Once more Nikki stopped. His hand crept out. It halted just short of Alf’s face. Drew back a little. Darted out, a quick, frightened touch. It must have hurt; Alf’s eyes winced. But he did not flinch away, even by a hair’s breadth.
More boldly now, Nikki explored him with hands and eyes, nose and tongue. He knelt patiently even when Nikki pulled his hair. He did not try to say anything, except with his eyes.
Suddenly Nikki froze. His eyes were wide, his mouth open slightly. Alf had not moved. Nikki made a small hoarse sound.
All at once he flung himself at Alf, clinging as he had clung to Sophia. Alf held him and patted him and looked at Anna over the tousled dark head.
She stared back. “He likes you. He doesn’t like anybody except Mother.”
“And you,” said Alf, “and Irene, and your father.”
“Sometimes. He can’t talk, you know, though he’s almost five. It’s because he can’t hear; God closed his ears before he was born. We’re all sinners, Uncle Demetrios says, and he’s our punishment. I almost hit Uncle Demetrios once for saying that. Father gave me a tanning, but afterward I heard him say that I had more sense in one eyelash than Uncle Demetrios had in his whole head.”
“I think I would agree.” Alf sat on the floor with Nikki in his lap. “There’s no sin in your brother. Only God’s will, for His own reasons; who are we to ask what they are?”
“That’s what Mother says.”
“Your mother is a very wise woman.”
“She has to live up to her name, doesn’t she?”

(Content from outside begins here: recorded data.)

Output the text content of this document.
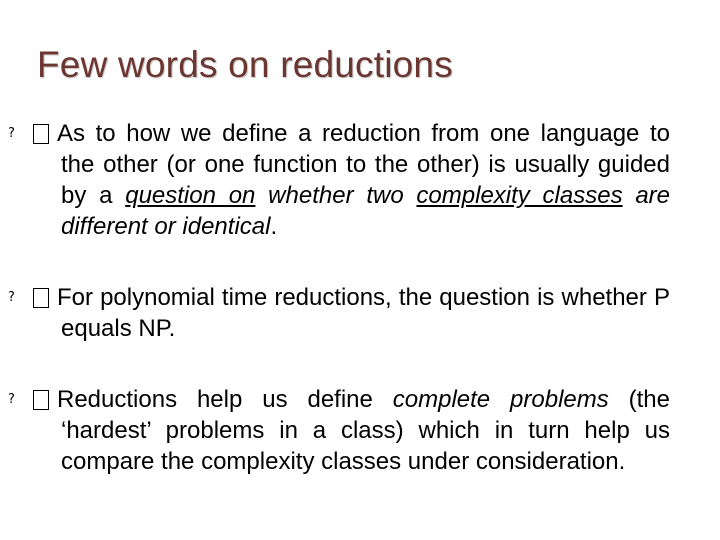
Few words on reductions

?As to how we define a reduction from one language to the other (or one function to the other) is usually guided by a question on whether two complexity classes are different or identical.

?For polynomial time reductions, the question is whether P equals NP.

?Reductions help us define complete problems (the ‘hardest’ problems in a class) which in turn help us compare the complexity classes under consideration.
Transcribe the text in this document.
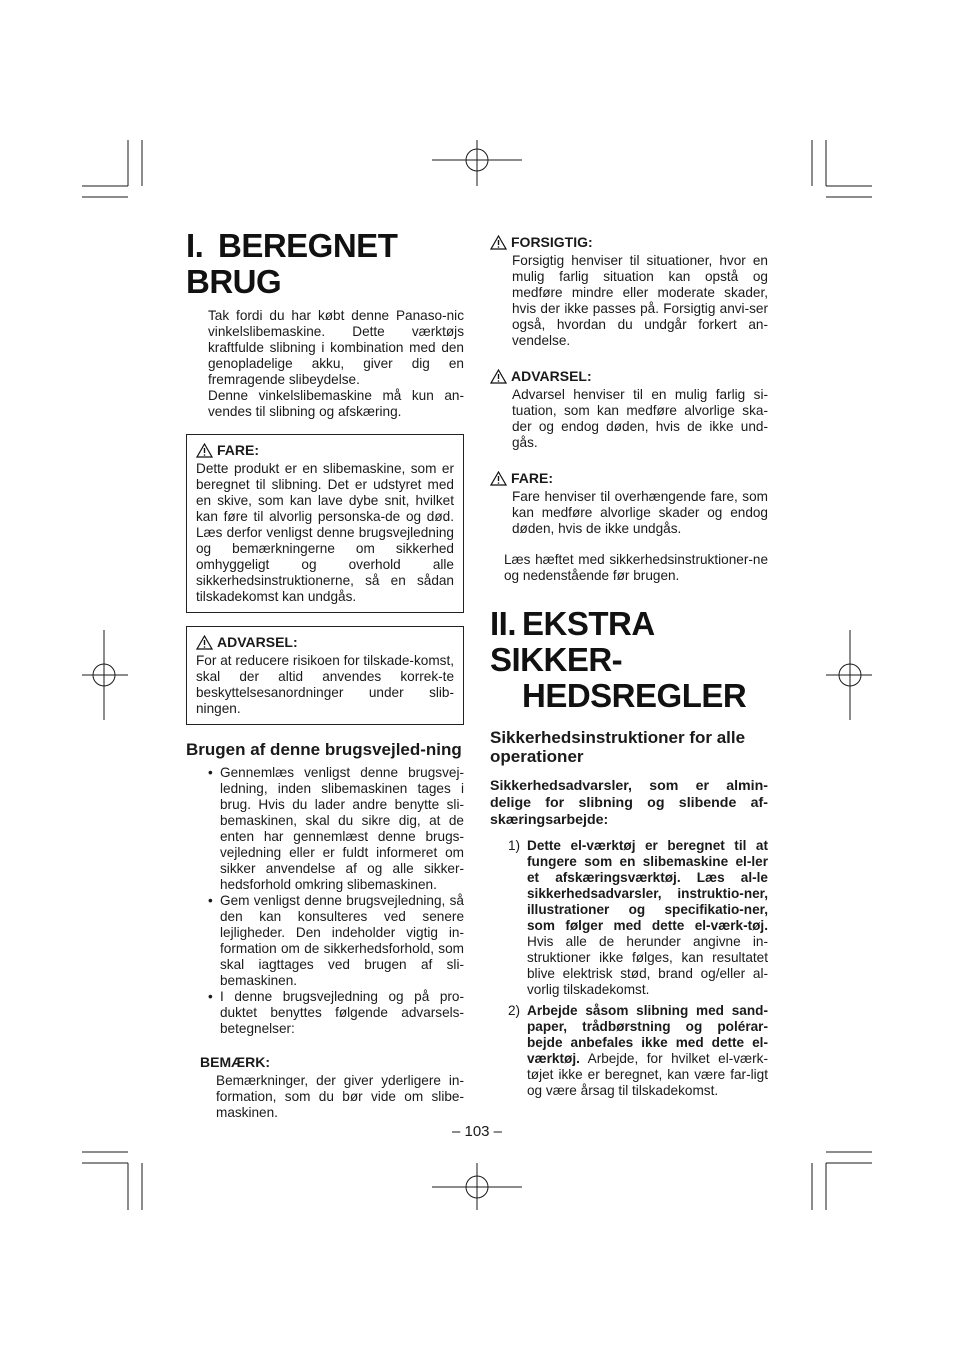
I. BEREGNET BRUG

Tak fordi du har købt denne Panaso-nic vinkelslibemaskine. Dette værktøjs kraftfulde slibning i kombination med den genopladelige akku, giver dig en fremragende slibeydelse.

Denne vinkelslibemaskine må kun an-vendes til slibning og afskæring.

FARE:

Dette produkt er en slibemaskine, som er beregnet til slibning. Det er udstyret med en skive, som kan lave dybe snit, hvilket kan føre til alvorlig personska-de og død. Læs derfor venligst denne brugsvejledning og bemærkningerne om sikkerhed omhyggeligt og overhold alle sikkerhedsinstruktionerne, så en sådan tilskadekomst kan undgås.

ADVARSEL:

For at reducere risikoen for tilskade-komst, skal der altid anvendes korrek-te beskyttelsesanordninger under slib-ningen.

Brugen af denne brugsvejled-ning
• Gennemlæs venligst denne brugsvej-ledning, inden slibemaskinen tages i brug. Hvis du lader andre benytte sli-bemaskinen, skal du sikre dig, at de enten har gennemlæst denne brugs-vejledning eller er fuldt informeret om sikker anvendelse af og alle sikker-hedsforhold omkring slibemaskinen.
• Gem venligst denne brugsvejledning, så den kan konsulteres ved senere lejligheder. Den indeholder vigtig in-formation om de sikkerhedsforhold, som skal iagttages ved brugen af sli-bemaskinen.
• I denne brugsvejledning og på pro-duktet benyttes følgende advarsels-betegnelser:
BEMÆRK:

Bemærkninger, der giver yderligere in-formation, som du bør vide om slibe-maskinen.

FORSIGTIG:

Forsigtig henviser til situationer, hvor en mulig farlig situation kan opstå og medføre mindre eller moderate skader, hvis der ikke passes på. Forsigtig anvi-ser også, hvordan du undgår forkert an-vendelse.

ADVARSEL:

Advarsel henviser til en mulig farlig si-tuation, som kan medføre alvorlige ska-der og endog døden, hvis de ikke und-gås.

FARE:

Fare henviser til overhængende fare, som kan medføre alvorlige skader og endog døden, hvis de ikke undgås.

Læs hæftet med sikkerhedsinstruktioner-ne og nedenstående før brugen.

II. EKSTRA SIKKER-
HEDSREGLER
Sikkerhedsinstruktioner for alle operationer

Sikkerhedsadvarsler, som er almin-delige for slibning og slibende af-skæringsarbejde:

1) Dette el-værktøj er beregnet til at fungere som en slibemaskine el-ler et afskæringsværktøj. Læs al-le sikkerhedsadvarsler, instruktio-ner, illustrationer og specifikatio-ner, som følger med dette el-værk-tøj. Hvis alle de herunder angivne in-struktioner ikke følges, kan resultatet blive elektrisk stød, brand og/eller al-vorlig tilskadekomst.
2) Arbejde såsom slibning med sand-paper, trådbørstning og polérar-bejde anbefales ikke med dette el-værktøj. Arbejde, for hvilket el-værk-tøjet ikke er beregnet, kan være far-ligt og være årsag til tilskadekomst.
– 103 –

“And you try to live up to her.”
“I don’t do very well. She’s a great lady; I, says my nurse, am a perfect hellion. Someday I’d like to forget I’m a girl and travel about and see all the things I’ve heard about in tales.”
“Maybe you will.”
“You have, haven’t you? Did you walk all the way from Anglia?”

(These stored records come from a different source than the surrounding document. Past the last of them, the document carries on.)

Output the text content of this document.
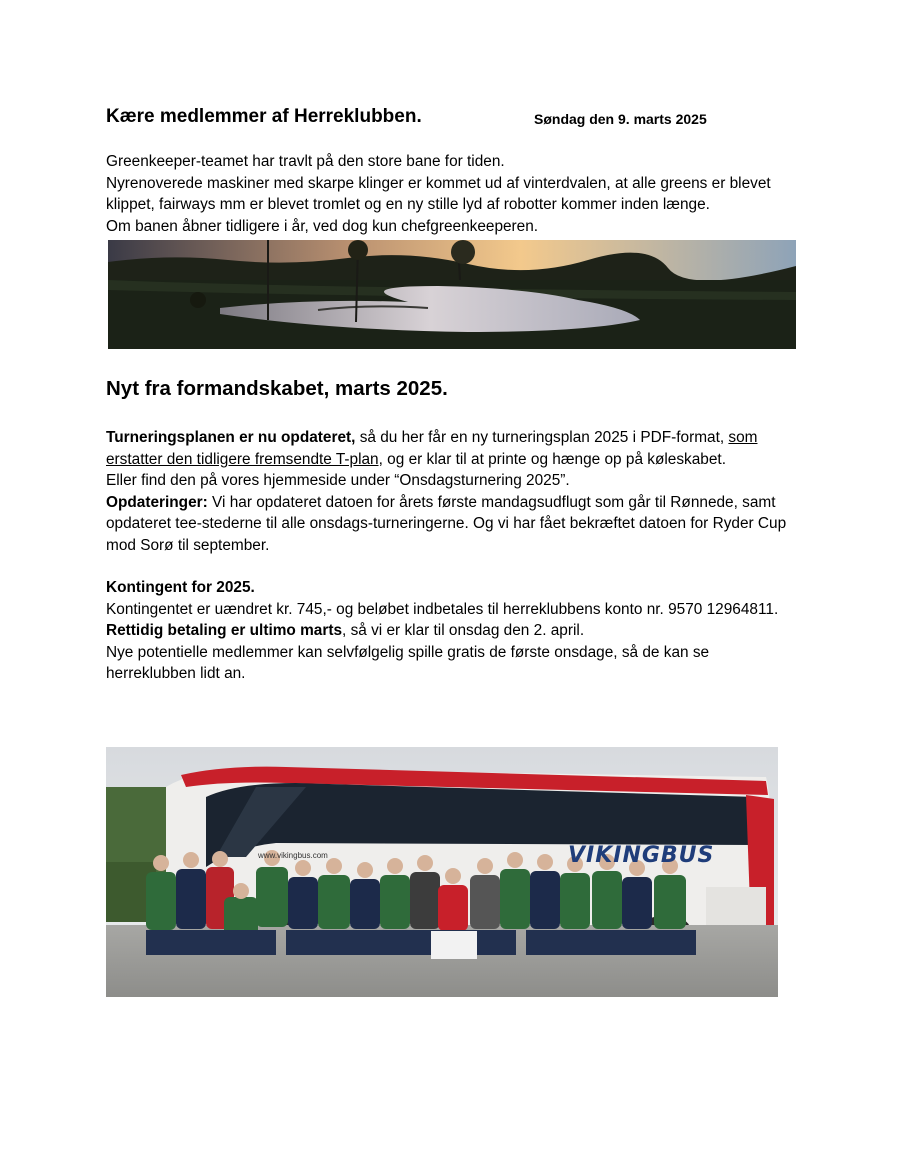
Kære medlemmer af Herreklubben.	Søndag den 9. marts 2025

Greenkeeper-teamet har travlt på den store bane for tiden.

Nyrenoverede maskiner med skarpe klinger er kommet ud af vinterdvalen, at alle greens er blevet klippet, fairways mm er blevet tromlet og en ny stille lyd af robotter kommer inden længe.

Om banen åbner tidligere i år, ved dog kun chefgreenkeeperen.

Nyt fra formandskabet, marts 2025.

Turneringsplanen er nu opdateret, så du her får en ny turneringsplan 2025 i PDF-format, som erstatter den tidligere fremsendte T-plan, og er klar til at printe og hænge op på køleskabet.

Eller find den på vores hjemmeside under “Onsdagsturnering 2025”.

Opdateringer: Vi har opdateret datoen for årets første mandagsudflugt som går til Rønnede, samt opdateret tee-stederne til alle onsdags-turneringerne. Og vi har fået bekræftet datoen for Ryder Cup mod Sorø til september.

Kontingent for 2025.

Kontingentet er uændret kr. 745,- og beløbet indbetales til herreklubbens konto nr. 9570 12964811.

Rettidig betaling er ultimo marts, så vi er klar til onsdag den 2. april.

Nye potentielle medlemmer kan selvfølgelig spille gratis de første onsdage, så de kan se herreklubben lidt an.

VIKINGBUS
www.vikingbus.com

“Sometimes I rode. Sometimes I went by sea.”
“Where? When? What was it like? Tell me!”
Her eagerness made him smile. He sat on the bed; she sat beside him, and he began to talk. He was better than any storyteller in the bazaar; she forgot time and duties and even old terrors in listening to him.

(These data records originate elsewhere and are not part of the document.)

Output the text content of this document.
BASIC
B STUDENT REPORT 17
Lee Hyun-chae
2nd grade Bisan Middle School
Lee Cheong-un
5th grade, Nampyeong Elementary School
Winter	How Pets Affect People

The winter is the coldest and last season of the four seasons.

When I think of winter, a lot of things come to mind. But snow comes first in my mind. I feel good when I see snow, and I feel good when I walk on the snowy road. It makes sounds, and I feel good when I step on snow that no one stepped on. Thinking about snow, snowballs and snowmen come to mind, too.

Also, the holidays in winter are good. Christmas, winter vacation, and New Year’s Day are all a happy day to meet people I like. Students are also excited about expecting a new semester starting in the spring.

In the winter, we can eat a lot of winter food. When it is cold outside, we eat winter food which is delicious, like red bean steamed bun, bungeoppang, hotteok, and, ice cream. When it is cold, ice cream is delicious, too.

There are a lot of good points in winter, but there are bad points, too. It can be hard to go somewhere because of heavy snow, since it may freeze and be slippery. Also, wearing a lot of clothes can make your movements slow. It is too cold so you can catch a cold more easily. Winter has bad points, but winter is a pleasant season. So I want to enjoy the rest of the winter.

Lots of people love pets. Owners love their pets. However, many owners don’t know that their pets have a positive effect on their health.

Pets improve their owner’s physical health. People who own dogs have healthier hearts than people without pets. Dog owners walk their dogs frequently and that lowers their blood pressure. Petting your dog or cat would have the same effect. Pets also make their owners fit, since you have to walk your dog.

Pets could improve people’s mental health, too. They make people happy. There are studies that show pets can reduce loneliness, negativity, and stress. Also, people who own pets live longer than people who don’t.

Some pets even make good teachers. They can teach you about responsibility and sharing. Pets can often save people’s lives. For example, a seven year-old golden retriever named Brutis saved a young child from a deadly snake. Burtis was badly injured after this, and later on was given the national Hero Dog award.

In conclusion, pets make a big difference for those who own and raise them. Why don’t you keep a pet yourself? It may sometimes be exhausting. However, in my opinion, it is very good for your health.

The light in the window had shifted visibly westward when Alf paused. Anna waited for him to go on, but his eyes were fixed on the doorway.
She turned to look, and paled. A dreaded presence loomed there. “Anna Chrysolora!” thundered her nurse. “What did your father tell you about intruding on our guest?”
Alf rose with Nikki in his arms. “But, madam, she was not—”
“You, my boy, were told to rest; and look at you.” Corinna drew herself up to her full height. She was somewhat taller than he and thrice as broad. She planted a fist on each massive hip and glowered at them all. “Just look at you. What the master will say, I don’t like to think. Anna, Nikephoros, come here.”
They came, even Nikki, dragging their feet. Alf stood alone and defenseless in his ill-fitting tunic.
“To bed with you,” Corinna commanded. Her tone would have done justice to a sergeant-at-arms. He went meekly, to suffer the indignity of her tucking him firmly in. “There now. You stay put until you’re given leave to get up. Do you understand?”
He nodded.
“Good.” She swept up the children and bore them away, leaving him alone, half stunned, and beginning to shake with uncontrollable mirth.